TAMPA — Seven charter school applicants may get the green light today to continue toward a fall opening in Hillsborough County if the School Board agrees.
But four others face rejection if the board follows a staff committee's advice at its 3 p.m. meeting.
Some of those applicants say they're not happy.
"It was going to be a model school for the whole country," said Zack Osbrach, who had proposed opening Einstein Montessori Academy for dyslexic children with support from University of South Florida professors. "They didn't want us, for whatever reason."
In fact, the district cited 14 different reasons why his application didn't pass muster under Florida's charter school law. Another applicant, the Sarasota-based Florida Charter Foundation, had 13 problems with its bid to open two single-gender Franklin Academy schools. And Spectrum Academy for students with autism or related disorders fell 26 reasons short.
"The academic education plan is not clear and coherent," the district said in the latter case. "The daily schedule submitted in the application provides only 45 minutes of academic instruction."
A spokesman from Spectrum could not be reached for comment, and the Florida Charter Foundation applicants said they hadn't yet received the report.
"Obviously we would not have submitted the application if we didn't feel it had met the requirements and been successful in other districts," spokesman Tom Rogers said. "Our goal is to open a great, unique and innovative program."
But rejection should come as no surprise after a lengthy review process, district charter supervisor Jenna Hodgens said.
Applicants are invited to a spring orientation to learn about state laws and the challenges of running charter schools, which use public money but operate independently of local districts. Staff point out potential problems and help applicants to improve their plans, she said.
Thirty charters operate in Hillsborough right now, but others have failed or been shut down by the district due to financial or academic problems. And Hodgens said the district has no intention of allowing faulty applications to slip through.
"We are charter school friendly, but it has to be quality," she added. "I can tell you that all the ones that were denied last year came back and they're being approved this year."
For the Einstein Academy, the panel cited problems with its academic plan, personnel policies and budget, including no plans to pay for food services for the 256-student school.
But none of that sat well with Osbrach.
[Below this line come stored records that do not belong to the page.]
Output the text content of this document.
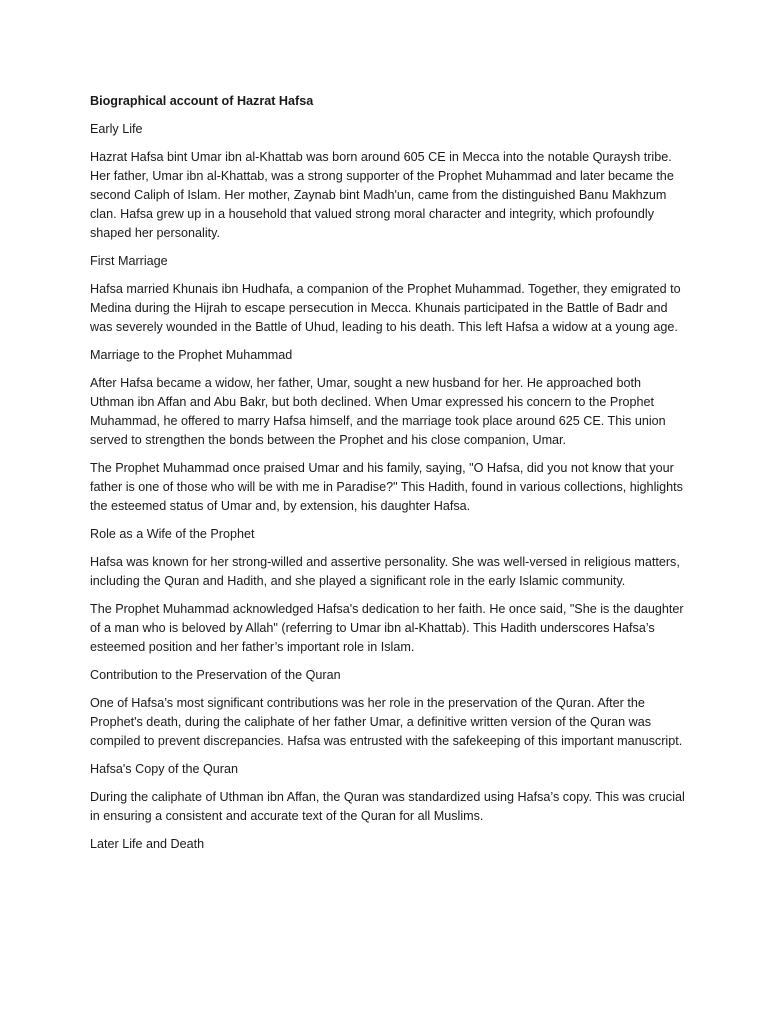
Biographical account of Hazrat Hafsa

Early Life

Hazrat Hafsa bint Umar ibn al-Khattab was born around 605 CE in Mecca into the notable Quraysh tribe. Her father, Umar ibn al-Khattab, was a strong supporter of the Prophet Muhammad and later became the second Caliph of Islam. Her mother, Zaynab bint Madh'un, came from the distinguished Banu Makhzum clan. Hafsa grew up in a household that valued strong moral character and integrity, which profoundly shaped her personality.

First Marriage

Hafsa married Khunais ibn Hudhafa, a companion of the Prophet Muhammad. Together, they emigrated to Medina during the Hijrah to escape persecution in Mecca. Khunais participated in the Battle of Badr and was severely wounded in the Battle of Uhud, leading to his death. This left Hafsa a widow at a young age.

Marriage to the Prophet Muhammad

After Hafsa became a widow, her father, Umar, sought a new husband for her. He approached both Uthman ibn Affan and Abu Bakr, but both declined. When Umar expressed his concern to the Prophet Muhammad, he offered to marry Hafsa himself, and the marriage took place around 625 CE. This union served to strengthen the bonds between the Prophet and his close companion, Umar.

The Prophet Muhammad once praised Umar and his family, saying, "O Hafsa, did you not know that your father is one of those who will be with me in Paradise?" This Hadith, found in various collections, highlights the esteemed status of Umar and, by extension, his daughter Hafsa.

Role as a Wife of the Prophet

Hafsa was known for her strong-willed and assertive personality. She was well-versed in religious matters, including the Quran and Hadith, and she played a significant role in the early Islamic community.

The Prophet Muhammad acknowledged Hafsa's dedication to her faith. He once said, "She is the daughter of a man who is beloved by Allah" (referring to Umar ibn al-Khattab). This Hadith underscores Hafsa’s esteemed position and her father’s important role in Islam.

Contribution to the Preservation of the Quran

One of Hafsa’s most significant contributions was her role in the preservation of the Quran. After the Prophet's death, during the caliphate of her father Umar, a definitive written version of the Quran was compiled to prevent discrepancies. Hafsa was entrusted with the safekeeping of this important manuscript.

Hafsa's Copy of the Quran

During the caliphate of Uthman ibn Affan, the Quran was standardized using Hafsa’s copy. This was crucial in ensuring a consistent and accurate text of the Quran for all Muslims.

Later Life and Death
He said districts should be clamoring for programs to teach students with language disabilities like dyslexia, pointing to successful schools he has opened using the same model in Gainesville and Cocoa.
"Hillsborough and many other counties have no other curriculum for dyslexic kids," he added. "They're not hurting me a bit by turning me down. They're hurting these kids."
Hodgens said the district liked many of those ideas, but found serious gaps in the application that could lead to problems for a new school. And since Osbrach didn't come to the training session, he didn't get as much of a chance as other applicants to work out the kinks.
"I hope he will work with our district," Hodgens said. "I really think he can put something together that can help kids."